Thimerosal is an additive in vaccines to prevent germs from growing in them. But thimerosal is a type of mercury which has given some parents negative feelings towards the additive. According to the CDC no studies have found any evidence that thimerosal is unsafe. This additive is now only used in some flu shots.

“There are some people that choose to spread out their vaccines for their kids because they feel; that it’s safer on the immune system, they don’t want to put too much stress on the child at any one time,” Crawford-Bartle said. “But we’ve been providing these multiple vaccines at a time for many years.”

Some vaccines are offered as combination vaccines in order to reduce the number of shots your child receives during their visit. According to Ivaccinate.org only 56% of toddlers are up to date on their vaccinations. In recent years the anti–vaccine movement has caused outbreaks across the United States, even in Michigan. Just this May in Minnesota 48 people were affected with measles. Many health professionals blame vaccine misconceptions on misinformation from the internet and social media.
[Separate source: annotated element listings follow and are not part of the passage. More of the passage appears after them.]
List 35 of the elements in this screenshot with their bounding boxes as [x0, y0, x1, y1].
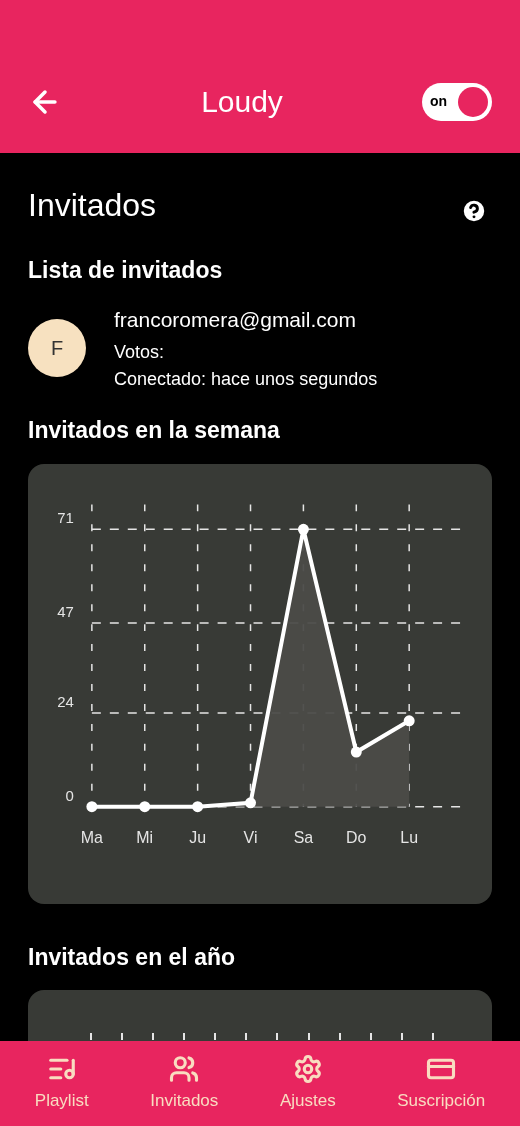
- section-title: Invitados en el año: [28, 942, 237, 972]
- x-tick-label: Lu: [400, 828, 419, 846]
- x-tick-label: Mi: [136, 828, 154, 846]
- data-point: [350, 746, 362, 757]
- data-point: [139, 800, 151, 812]
- people-icon: [169, 1053, 200, 1084]
- y-tick-label: 71: [57, 508, 74, 526]
- app-title: Loudy: [201, 84, 283, 120]
- data-point: [86, 800, 98, 812]
- avatar: F: [28, 319, 86, 378]
- data-point: [403, 714, 415, 726]
- y-tick-label: 47: [57, 602, 74, 620]
- x-tick-label: Ju: [189, 828, 207, 846]
- data-point: [192, 800, 204, 812]
- nav-tab[interactable]: Suscripción: [397, 1053, 486, 1114]
- x-tick-label: Sa: [293, 828, 314, 846]
- nav-tab[interactable]: Playlist: [34, 1053, 89, 1114]
- votes-label: Votos:: [114, 341, 166, 364]
- x-tick-label: Do: [346, 828, 367, 846]
- guest-email: francoromera@gmail.com: [114, 306, 357, 333]
- x-tick-label: Ma: [80, 828, 103, 846]
- connection-status: Conectado: hace unos segundos: [114, 368, 378, 391]
- settings-icon: [292, 1053, 323, 1084]
- y-tick-label: 24: [57, 692, 74, 710]
- toggle-switch[interactable]: on: [422, 82, 492, 121]
- section-title: Invitados en la semana: [28, 416, 281, 445]
- x-tick-label: Vi: [243, 828, 258, 846]
- data-point: [245, 796, 256, 808]
- section-title: Lista de invitados: [28, 256, 224, 285]
- y-tick-label: 0: [65, 786, 74, 804]
- nav-tab[interactable]: Ajustes: [279, 1053, 336, 1114]
- nav-tab[interactable]: Invitados: [150, 1053, 219, 1114]
- help-icon[interactable]: [460, 197, 488, 225]
- data-point: [297, 523, 309, 535]
- page-title: Invitados: [28, 186, 157, 225]
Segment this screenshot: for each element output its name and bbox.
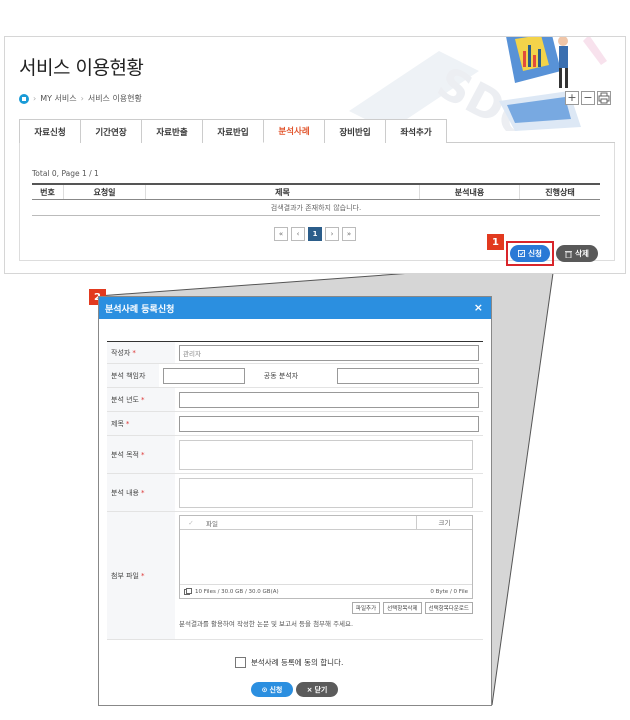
zoom-out-button[interactable]: −: [581, 91, 595, 105]
tab-seat-addition[interactable]: 좌석추가: [385, 119, 447, 143]
close-icon[interactable]: ×: [474, 301, 483, 314]
dialog-title: 분석사례 등록신청: [105, 304, 175, 315]
year-field[interactable]: [179, 391, 479, 408]
registration-form: 작성자 * 관리자 분석 책임자 공동 분석자 분석 년도 * 제목 * 분석 목적 *…: [107, 341, 483, 640]
delete-button[interactable]: 삭제: [556, 245, 598, 262]
download-selected-files-button[interactable]: 선택항목다운로드: [424, 602, 473, 614]
tab-analysis-cases[interactable]: 분석사례: [263, 119, 325, 143]
attachment-label: 첨부 파일 *: [107, 512, 175, 639]
col-title: 제목: [146, 185, 420, 199]
print-icon: [598, 92, 610, 104]
purpose-textarea[interactable]: [179, 439, 473, 470]
prev-page-button[interactable]: ‹: [291, 227, 305, 241]
content-label: 분석 내용 *: [107, 474, 175, 511]
file-summary: 10 Files / 30.0 GB / 30.0 GB(A) 0 Byte /…: [180, 584, 472, 598]
close-button[interactable]: × 닫기: [296, 682, 338, 697]
apply-button[interactable]: 신청: [510, 245, 550, 262]
lead-analyst-label: 분석 책임자: [107, 364, 159, 387]
breadcrumb-item-my-service[interactable]: MY 서비스: [40, 93, 76, 104]
total-count: Total 0, Page 1 / 1: [32, 169, 99, 178]
select-all-check-icon[interactable]: ✓: [180, 519, 202, 527]
delete-selected-files-button[interactable]: 선택항목삭제: [383, 602, 422, 614]
file-quota-text: 10 Files / 30.0 GB / 30.0 GB(A): [195, 588, 279, 595]
file-upload-area[interactable]: ✓ 파일 크기 10 Files / 30.0 GB / 30.0 GB(A) …: [179, 515, 473, 599]
content-textarea[interactable]: [179, 477, 473, 508]
service-usage-panel: SDC 서비스 이용현황 › MY 서비스 › 서비스 이용현황 + − 자료신…: [4, 36, 626, 274]
author-label: 작성자 *: [107, 342, 175, 363]
close-icon: ×: [306, 685, 313, 694]
page-title: 서비스 이용현황: [19, 57, 144, 79]
hero-illustration: SDC: [349, 37, 607, 131]
dialog-buttons: ⊙ 신청 × 닫기: [251, 682, 338, 697]
analysis-case-dialog: 분석사례 등록신청 × 작성자 * 관리자 분석 책임자 공동 분석자 분석 년도…: [98, 296, 492, 706]
file-actions: 파일추가 선택항목삭제 선택항목다운로드: [179, 602, 473, 614]
lead-analyst-field[interactable]: [163, 367, 245, 384]
empty-result-message: 검색결과가 존재하지 않습니다.: [32, 200, 600, 216]
submit-button-label: 신청: [269, 685, 283, 694]
page-1-button[interactable]: 1: [308, 227, 322, 241]
breadcrumb: › MY 서비스 › 서비스 이용현황: [19, 93, 142, 104]
col-request-date: 요청일: [64, 185, 146, 199]
co-analyst-field[interactable]: [337, 367, 479, 384]
add-file-button[interactable]: 파일추가: [351, 602, 381, 614]
home-icon[interactable]: [19, 93, 29, 104]
step-marker-1: 1: [487, 234, 504, 250]
tab-data-export[interactable]: 자료반출: [141, 119, 203, 143]
print-button[interactable]: [597, 91, 611, 105]
form-row-analysts: 분석 책임자 공동 분석자: [107, 364, 483, 388]
tab-data-request[interactable]: 자료신청: [19, 119, 81, 143]
form-row-year: 분석 년도 *: [107, 388, 483, 412]
tab-period-extension[interactable]: 기간연장: [80, 119, 142, 143]
close-button-label: 닫기: [314, 685, 328, 694]
agree-label: 분석사례 등록에 동의 합니다.: [251, 658, 344, 667]
submit-button[interactable]: ⊙ 신청: [251, 682, 293, 697]
files-icon: [184, 588, 192, 595]
apply-button-label: 신청: [528, 249, 542, 258]
col-number: 번호: [32, 185, 64, 199]
chevron-right-icon: ›: [33, 94, 37, 103]
check-square-icon: [518, 250, 526, 257]
first-page-button[interactable]: «: [274, 227, 288, 241]
co-analyst-label: 공동 분석자: [263, 371, 299, 380]
delete-button-label: 삭제: [575, 249, 589, 258]
last-page-button[interactable]: »: [342, 227, 356, 241]
tab-equipment-import[interactable]: 장비반입: [324, 119, 386, 143]
author-field[interactable]: 관리자: [179, 344, 479, 361]
purpose-label: 분석 목적 *: [107, 436, 175, 473]
tab-bar: 자료신청 기간연장 자료반출 자료반입 분석사례 장비반입 좌석추가: [19, 119, 615, 143]
breadcrumb-item-service-usage: 서비스 이용현황: [87, 94, 142, 103]
form-row-attachment: 첨부 파일 * ✓ 파일 크기 10 Files / 30.0 GB / 30.0…: [107, 512, 483, 640]
col-analysis-content: 분석내용: [420, 185, 520, 199]
agree-checkbox[interactable]: [235, 657, 246, 668]
subject-label: 제목 *: [107, 412, 175, 435]
pagination: « ‹ 1 › »: [274, 227, 356, 241]
size-column: 크기: [416, 515, 472, 530]
form-row-content: 분석 내용 *: [107, 474, 483, 512]
form-row-subject: 제목 *: [107, 412, 483, 436]
zoom-in-button[interactable]: +: [565, 91, 579, 105]
subject-field[interactable]: [179, 415, 479, 432]
file-column: 파일: [206, 519, 218, 528]
chevron-right-icon: ›: [80, 94, 84, 103]
tab-data-import[interactable]: 자료반입: [202, 119, 264, 143]
next-page-button[interactable]: ›: [325, 227, 339, 241]
file-total-size: 0 Byte / 0 File: [430, 588, 468, 595]
form-row-purpose: 분석 목적 *: [107, 436, 483, 474]
year-label: 분석 년도 *: [107, 388, 175, 411]
results-table: 번호 요청일 제목 분석내용 진행상태 검색결과가 존재하지 않습니다.: [32, 183, 600, 216]
check-circle-icon: ⊙: [261, 685, 268, 694]
trash-icon: [565, 250, 573, 258]
form-row-author: 작성자 * 관리자: [107, 342, 483, 364]
col-status: 진행상태: [545, 187, 575, 197]
window-controls: + −: [565, 91, 611, 105]
dialog-header: 분석사례 등록신청 ×: [99, 297, 491, 319]
file-list-header: ✓ 파일 크기: [180, 515, 472, 530]
table-header: 번호 요청일 제목 분석내용 진행상태: [32, 183, 600, 200]
agreement: 분석사례 등록에 동의 합니다.: [235, 657, 343, 668]
attachment-note: 분석결과를 활용하여 작성한 논문 및 보고서 등을 첨부해 주세요.: [179, 620, 354, 628]
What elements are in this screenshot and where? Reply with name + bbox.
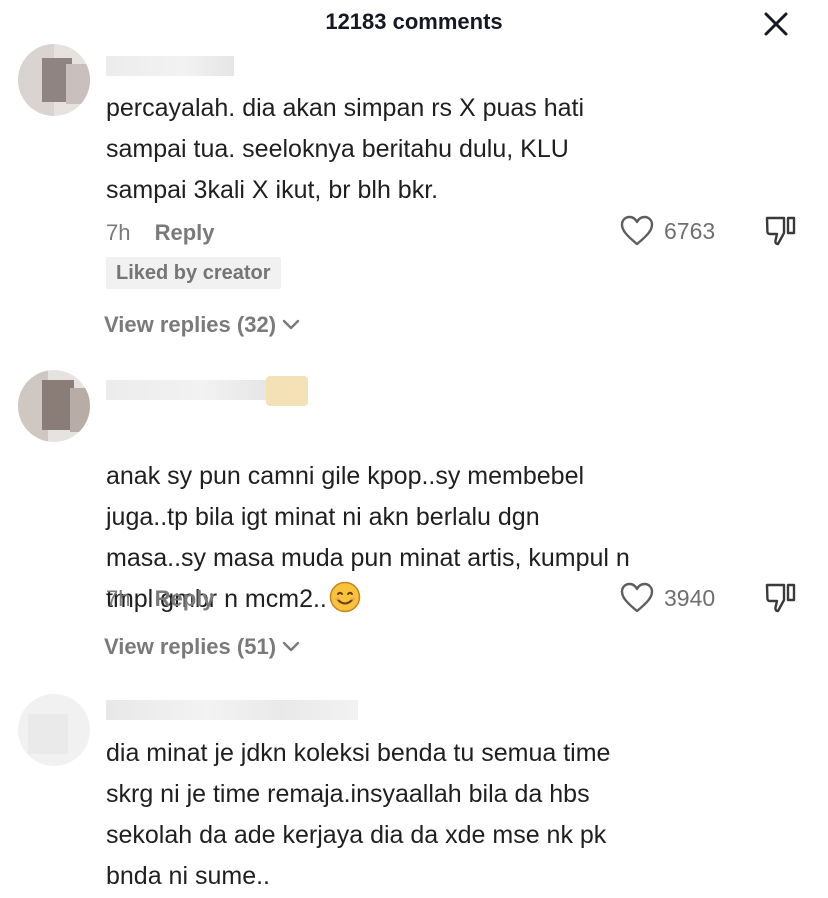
- thumbs-down-icon: [765, 216, 796, 246]
- reply-button[interactable]: Reply: [155, 220, 215, 245]
- view-replies-button[interactable]: View replies (51): [104, 634, 300, 660]
- heart-icon: [620, 215, 654, 246]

“I wouldn’t necessarily trust a blog from someone, somewhere,” Crawford-Bartle said. “Fear tactics can be pretty strong and especially as parents we want to avoid that one-in-a-thousand chance for our kids, but it’s very important to make sure that we’re using creditable resources.”

To get the facts on vaccines visit the CDC.gov. Our state website also has information on vaccinations. There are no alternative facts just as there are no alternative to vaccinations.